Arztpraxis für Psychosomatische Medizin und Psychotherapie

Jan  Schuhmacher  und  Kollegen


Arzt für Psychotherapie darf sich nennen, wer eine Zusatzqualifikation im Sinne eines Zusatztitels erworben hat. Der Zusatztitel kann von verschiedenen Facharztgruppen als Qualifikation erworben werden, zum Beispiel von Kinderärzten, Frauenärzten, Allgemeinmedizinern oder Internisten. Bis 2005 durften Ärzte mit diesem Titel die gesamte Psychotherapie in ihrem vollen Spektrum praktizieren. Seit 2005, seitdem es eine neue Weiterbildungsordnung für Ärzte gibt, existiert für diesen Titel nur noch die sogenannte fachgebundene Psychotherapie, die es niedergelassenen Fachärzten erlaubt, innerhalb ihres Fachgebietes psychotherapeutisch tätig zu werden, wenn das Krankheitsbild mit ihrem Fachgebiet etwas zu tun hat. Ausbildung: Medizinstudium von mindestens 6 Jahren an einer Universität, Abschluss nach drittem Staatsexamen mit Approbation als Arzt.
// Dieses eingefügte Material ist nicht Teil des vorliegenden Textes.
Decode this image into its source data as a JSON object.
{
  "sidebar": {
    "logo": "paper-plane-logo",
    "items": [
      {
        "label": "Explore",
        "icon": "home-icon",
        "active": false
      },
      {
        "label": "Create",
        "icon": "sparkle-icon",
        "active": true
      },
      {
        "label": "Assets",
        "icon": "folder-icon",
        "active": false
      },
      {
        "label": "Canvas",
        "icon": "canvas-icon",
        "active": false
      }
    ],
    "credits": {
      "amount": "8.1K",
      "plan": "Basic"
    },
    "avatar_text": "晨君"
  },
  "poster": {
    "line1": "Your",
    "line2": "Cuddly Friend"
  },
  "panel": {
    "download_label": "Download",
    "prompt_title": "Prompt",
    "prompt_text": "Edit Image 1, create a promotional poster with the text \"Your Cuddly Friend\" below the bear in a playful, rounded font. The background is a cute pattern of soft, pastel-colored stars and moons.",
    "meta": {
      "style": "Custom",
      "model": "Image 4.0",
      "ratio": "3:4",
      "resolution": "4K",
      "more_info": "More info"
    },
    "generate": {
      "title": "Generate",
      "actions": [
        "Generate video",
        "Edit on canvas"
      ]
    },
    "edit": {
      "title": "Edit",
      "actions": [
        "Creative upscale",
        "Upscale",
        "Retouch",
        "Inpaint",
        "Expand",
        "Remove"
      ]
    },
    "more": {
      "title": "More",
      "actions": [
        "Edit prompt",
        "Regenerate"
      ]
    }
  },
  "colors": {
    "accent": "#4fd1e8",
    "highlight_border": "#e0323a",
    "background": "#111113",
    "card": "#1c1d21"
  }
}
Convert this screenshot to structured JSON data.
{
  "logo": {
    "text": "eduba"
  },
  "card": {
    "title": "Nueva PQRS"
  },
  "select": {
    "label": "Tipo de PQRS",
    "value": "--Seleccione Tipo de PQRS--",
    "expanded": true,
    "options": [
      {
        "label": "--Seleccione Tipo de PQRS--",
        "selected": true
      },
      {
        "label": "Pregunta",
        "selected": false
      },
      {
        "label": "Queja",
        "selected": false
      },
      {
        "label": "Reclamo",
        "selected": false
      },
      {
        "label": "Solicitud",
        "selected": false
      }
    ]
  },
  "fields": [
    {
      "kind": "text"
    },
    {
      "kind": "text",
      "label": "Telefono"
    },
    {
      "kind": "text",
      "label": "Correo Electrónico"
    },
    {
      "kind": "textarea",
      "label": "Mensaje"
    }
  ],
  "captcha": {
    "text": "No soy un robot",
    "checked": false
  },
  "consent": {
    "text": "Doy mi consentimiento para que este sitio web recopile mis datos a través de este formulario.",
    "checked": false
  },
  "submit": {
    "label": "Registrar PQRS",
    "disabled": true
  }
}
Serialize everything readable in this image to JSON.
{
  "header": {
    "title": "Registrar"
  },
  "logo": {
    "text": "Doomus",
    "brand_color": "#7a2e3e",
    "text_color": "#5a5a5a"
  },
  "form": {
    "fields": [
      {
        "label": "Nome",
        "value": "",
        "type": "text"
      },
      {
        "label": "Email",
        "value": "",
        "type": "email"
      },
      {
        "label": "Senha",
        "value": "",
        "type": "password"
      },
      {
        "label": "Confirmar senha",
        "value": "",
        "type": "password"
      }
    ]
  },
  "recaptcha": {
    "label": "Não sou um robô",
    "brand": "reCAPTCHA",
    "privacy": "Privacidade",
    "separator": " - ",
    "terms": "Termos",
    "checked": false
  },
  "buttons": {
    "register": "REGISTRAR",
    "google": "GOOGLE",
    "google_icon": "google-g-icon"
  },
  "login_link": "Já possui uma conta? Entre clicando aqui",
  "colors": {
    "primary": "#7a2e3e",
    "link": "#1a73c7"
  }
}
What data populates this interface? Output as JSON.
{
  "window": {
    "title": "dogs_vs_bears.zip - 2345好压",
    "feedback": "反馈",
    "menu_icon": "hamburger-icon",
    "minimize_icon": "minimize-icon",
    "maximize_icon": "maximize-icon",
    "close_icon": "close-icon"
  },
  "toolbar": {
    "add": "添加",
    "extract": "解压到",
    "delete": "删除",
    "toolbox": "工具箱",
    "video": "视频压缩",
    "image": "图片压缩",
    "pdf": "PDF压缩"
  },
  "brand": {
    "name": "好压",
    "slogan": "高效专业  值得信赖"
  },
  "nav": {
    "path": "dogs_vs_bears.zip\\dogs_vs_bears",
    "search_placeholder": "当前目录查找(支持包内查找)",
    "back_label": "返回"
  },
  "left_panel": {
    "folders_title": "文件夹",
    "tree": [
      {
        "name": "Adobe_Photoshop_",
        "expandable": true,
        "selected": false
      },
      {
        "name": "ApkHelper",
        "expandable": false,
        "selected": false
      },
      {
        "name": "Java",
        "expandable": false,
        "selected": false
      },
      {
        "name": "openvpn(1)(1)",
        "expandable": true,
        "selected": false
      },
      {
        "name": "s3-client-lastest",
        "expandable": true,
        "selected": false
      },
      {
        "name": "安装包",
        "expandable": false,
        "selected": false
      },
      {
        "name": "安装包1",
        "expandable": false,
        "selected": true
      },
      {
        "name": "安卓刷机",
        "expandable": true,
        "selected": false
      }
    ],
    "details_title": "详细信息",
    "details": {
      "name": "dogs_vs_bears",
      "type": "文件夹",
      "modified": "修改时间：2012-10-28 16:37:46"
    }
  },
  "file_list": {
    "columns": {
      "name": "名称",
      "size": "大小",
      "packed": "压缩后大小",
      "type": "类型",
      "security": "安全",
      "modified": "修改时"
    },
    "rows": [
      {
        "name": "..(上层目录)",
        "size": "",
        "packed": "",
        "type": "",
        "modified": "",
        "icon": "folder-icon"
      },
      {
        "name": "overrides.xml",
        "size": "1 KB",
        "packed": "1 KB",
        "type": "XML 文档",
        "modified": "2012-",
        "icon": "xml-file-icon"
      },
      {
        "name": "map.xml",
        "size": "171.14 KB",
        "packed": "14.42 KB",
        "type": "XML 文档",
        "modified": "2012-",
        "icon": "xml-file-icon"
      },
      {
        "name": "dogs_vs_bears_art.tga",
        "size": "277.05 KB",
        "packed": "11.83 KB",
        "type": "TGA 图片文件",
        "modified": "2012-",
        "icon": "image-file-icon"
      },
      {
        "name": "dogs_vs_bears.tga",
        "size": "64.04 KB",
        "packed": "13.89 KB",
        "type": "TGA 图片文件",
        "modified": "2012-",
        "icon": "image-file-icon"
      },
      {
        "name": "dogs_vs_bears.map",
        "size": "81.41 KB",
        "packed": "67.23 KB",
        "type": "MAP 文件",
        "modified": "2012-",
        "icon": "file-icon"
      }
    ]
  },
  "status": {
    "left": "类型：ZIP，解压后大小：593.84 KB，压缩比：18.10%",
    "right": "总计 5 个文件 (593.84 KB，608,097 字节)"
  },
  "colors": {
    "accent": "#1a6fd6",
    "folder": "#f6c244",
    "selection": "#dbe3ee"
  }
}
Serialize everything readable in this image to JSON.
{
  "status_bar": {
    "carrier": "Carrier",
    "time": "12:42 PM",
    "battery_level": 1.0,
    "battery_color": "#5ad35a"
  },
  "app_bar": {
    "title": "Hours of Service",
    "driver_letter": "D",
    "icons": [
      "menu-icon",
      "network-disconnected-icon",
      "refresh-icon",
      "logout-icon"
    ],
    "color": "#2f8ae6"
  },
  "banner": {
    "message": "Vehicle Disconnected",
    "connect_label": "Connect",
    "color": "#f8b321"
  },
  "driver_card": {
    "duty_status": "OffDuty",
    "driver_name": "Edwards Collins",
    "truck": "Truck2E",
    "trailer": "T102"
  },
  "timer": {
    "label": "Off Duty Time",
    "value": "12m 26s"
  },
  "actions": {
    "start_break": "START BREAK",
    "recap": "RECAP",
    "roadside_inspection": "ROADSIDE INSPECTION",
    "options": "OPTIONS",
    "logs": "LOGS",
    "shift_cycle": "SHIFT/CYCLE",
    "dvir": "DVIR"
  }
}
Die Ausbildung zum Zusatztitel kann in speziellen Ausbildungsinstituten oder berufsbegleitend stattfinden. Die Weiterbildungszeit ist nicht durch die Ärztekammern vorgeschrieben, allerdings haben die Ausbildungsinstitute ihre eigenen Bestimmungen. Die Weiterbildungsinhalte, die Stundenzahlen und Fallzahlen sind jedoch durch die Landesärztekammern bindend und exakt vorgeschrieben. In der Regel dauert die Ausbildung ca. 3 Jahre, was alleine durch die Dauer der Selbsterfahrung und permanente Balintgruppenarbeit zustande kommt. Die Ausbildung umfasst ebenso theoretische Anteile als auch Ausbildungsfälle unter Supervision. Viele Institute bieten eine dezidierte Abschlussprüfung an, die Ärztekammern prüfen hier nicht selbst, sondern lassen von Ihnen zur Weiterbildung ermächtigte Ärzte die Prüfungen durchführen. Tätigkeit:
Ärzte, die noch nach der alten Weiterbildungsordnung ihren Titel erworben haben, finden sich noch gelegentlich niedergelassen in eigener Praxis, in der sie ausschließlich Psychotherapie betreiben. Ärzte, die nach der neuen Weiterbildungsordnung 2005 ihren Titel erwarben, betreiben die fachgebundene Psychotherapie im Rahmen ihrer Facharztpraxis quasi als Nebenjob. Selten sind Ärzte mit Zusatztitel (und ohne Facharztanerkennung) in Kliniken beschäftigt. Grundsätzlich sind alle Ärzte berechtigt, Medikamente, Heilmittel und Physiotherapie zu verordnen, als auch eine eventuelle Arbeitsunfähigkeit zu attestieren.